Nach dem Bericht der Leitenden Oberstaatsanwältin in Duisburg verfügen vier Beschuldigte über die deutsch-türkische Staatsangehörigkeit, ein Beschuldigter über die deutsch-italienische, ein Beschuldigter über die deutsch-montenegrinische und ein Beschuldigter über die deutsch-polnische Staatsangehörigkeit.
- Seit wann die Beschuldigten im Besitz der deutschen Staatsangehörigkeit?
Der deutsch-montenegrinische Beschuldigte ist seit dem 15.12.2016 und der deutsch-polnische Beschuldigte seit dem 04.07.2017 im Besitz der deutschen Staatsangehörigkeit. Für die übrigen Beschuldigten gilt dies seit ihrer Geburt.
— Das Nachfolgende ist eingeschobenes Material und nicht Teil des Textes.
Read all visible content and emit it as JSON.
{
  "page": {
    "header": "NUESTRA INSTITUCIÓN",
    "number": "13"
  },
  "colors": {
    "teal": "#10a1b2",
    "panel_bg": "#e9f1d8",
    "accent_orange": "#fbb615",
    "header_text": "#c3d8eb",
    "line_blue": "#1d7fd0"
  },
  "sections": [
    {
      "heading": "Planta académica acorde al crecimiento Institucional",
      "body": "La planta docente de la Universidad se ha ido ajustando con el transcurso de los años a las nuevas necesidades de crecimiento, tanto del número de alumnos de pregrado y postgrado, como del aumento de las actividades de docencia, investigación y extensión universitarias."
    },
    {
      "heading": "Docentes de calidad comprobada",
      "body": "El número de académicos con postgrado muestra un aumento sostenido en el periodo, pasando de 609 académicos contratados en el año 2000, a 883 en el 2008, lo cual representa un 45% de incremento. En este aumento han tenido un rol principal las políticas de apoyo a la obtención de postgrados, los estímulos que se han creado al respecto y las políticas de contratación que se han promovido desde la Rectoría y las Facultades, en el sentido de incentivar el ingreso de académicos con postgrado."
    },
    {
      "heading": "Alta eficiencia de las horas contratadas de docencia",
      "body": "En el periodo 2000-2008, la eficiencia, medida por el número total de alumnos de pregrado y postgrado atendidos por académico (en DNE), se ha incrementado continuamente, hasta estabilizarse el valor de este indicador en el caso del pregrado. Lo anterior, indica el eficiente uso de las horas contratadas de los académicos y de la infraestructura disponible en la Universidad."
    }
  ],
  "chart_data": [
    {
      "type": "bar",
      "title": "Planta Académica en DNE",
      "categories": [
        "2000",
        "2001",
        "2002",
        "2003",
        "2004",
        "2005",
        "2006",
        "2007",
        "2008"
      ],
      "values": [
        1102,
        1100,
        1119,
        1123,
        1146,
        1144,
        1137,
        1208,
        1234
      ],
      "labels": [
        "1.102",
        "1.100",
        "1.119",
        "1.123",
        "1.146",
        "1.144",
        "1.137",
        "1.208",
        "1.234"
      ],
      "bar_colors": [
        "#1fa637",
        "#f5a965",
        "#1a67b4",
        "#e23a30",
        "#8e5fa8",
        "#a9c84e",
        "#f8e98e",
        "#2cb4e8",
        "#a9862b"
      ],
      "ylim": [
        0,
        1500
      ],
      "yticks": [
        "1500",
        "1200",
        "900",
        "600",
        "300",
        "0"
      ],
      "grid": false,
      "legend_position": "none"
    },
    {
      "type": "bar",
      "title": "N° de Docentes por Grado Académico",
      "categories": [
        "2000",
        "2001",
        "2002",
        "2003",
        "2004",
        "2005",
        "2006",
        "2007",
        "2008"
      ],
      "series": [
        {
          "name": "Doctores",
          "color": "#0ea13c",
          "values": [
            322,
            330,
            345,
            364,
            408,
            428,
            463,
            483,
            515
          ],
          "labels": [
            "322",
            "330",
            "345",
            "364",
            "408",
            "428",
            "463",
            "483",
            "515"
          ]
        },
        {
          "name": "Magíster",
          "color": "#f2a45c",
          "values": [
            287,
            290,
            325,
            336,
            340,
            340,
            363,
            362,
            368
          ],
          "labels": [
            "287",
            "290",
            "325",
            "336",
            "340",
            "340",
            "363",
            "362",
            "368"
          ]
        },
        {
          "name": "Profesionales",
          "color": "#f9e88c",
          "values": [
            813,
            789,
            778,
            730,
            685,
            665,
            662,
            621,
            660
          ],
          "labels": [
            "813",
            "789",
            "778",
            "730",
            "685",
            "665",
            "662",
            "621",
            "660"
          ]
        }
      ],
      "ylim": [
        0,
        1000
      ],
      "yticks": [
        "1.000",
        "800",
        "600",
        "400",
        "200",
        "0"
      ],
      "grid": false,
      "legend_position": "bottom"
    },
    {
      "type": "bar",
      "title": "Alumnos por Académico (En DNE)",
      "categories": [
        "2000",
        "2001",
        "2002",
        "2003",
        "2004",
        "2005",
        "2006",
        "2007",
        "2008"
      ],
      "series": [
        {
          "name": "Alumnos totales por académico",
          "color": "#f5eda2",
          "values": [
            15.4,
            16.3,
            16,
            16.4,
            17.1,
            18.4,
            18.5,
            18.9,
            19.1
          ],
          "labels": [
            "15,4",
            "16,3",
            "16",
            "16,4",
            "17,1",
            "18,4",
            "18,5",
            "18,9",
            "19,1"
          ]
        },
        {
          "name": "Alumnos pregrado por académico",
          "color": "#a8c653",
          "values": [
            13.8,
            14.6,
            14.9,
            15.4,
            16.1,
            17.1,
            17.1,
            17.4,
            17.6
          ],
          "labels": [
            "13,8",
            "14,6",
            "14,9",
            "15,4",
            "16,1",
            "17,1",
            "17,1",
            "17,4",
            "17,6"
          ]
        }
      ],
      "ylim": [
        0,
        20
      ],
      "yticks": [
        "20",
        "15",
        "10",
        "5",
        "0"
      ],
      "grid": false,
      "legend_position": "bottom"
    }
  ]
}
Frage 5 Welche sonstigen polizeilichen Erkenntnisse sind über die Tatverdächtigen bekannt? Zu dem 21-jährigen Beschuldigten liegen polizeiliche Erkenntnisse wegen Raubes, Körperverletzung, Beleidigung, Widerstandes gegen Vollstreckungsbeamte, Diebstahls und gefährlichen Eingriffs in den Straßenverkehr vor. Zu dem 22-jährigen Beschuldigten liegen polizeiliche Erkenntnisse wegen Raubes vor.
Zu den übrigen Beschuldigten, die allesamt das 21. Lebensjahr noch nicht vollendet haben, liegen polizeiliche Erkenntnisse ebenfalls vor. Von der Mitteilung der näheren Einzelheiten wird unter Abwägung des parlamentarischen Informationsinteresses mit den allgemeinen Persönlichkeitsrechten mit Blick auf das Alter der jugendlichen sowie heranwachsenden Beschuldigten und die entsprechende gesetzliche Wertung des § 48 Abs. 1 JGG sowie die Unschuldsvermutung abgesehen.
Bezüglich sämtlicher Beschuldigter ermöglichen die polizeilichen Erkenntnisse keine Rückschlüsse darüber, ob es im jeweiligen Einzelfall tatsächlich zu einer Tatbeteiligung gekommen ist.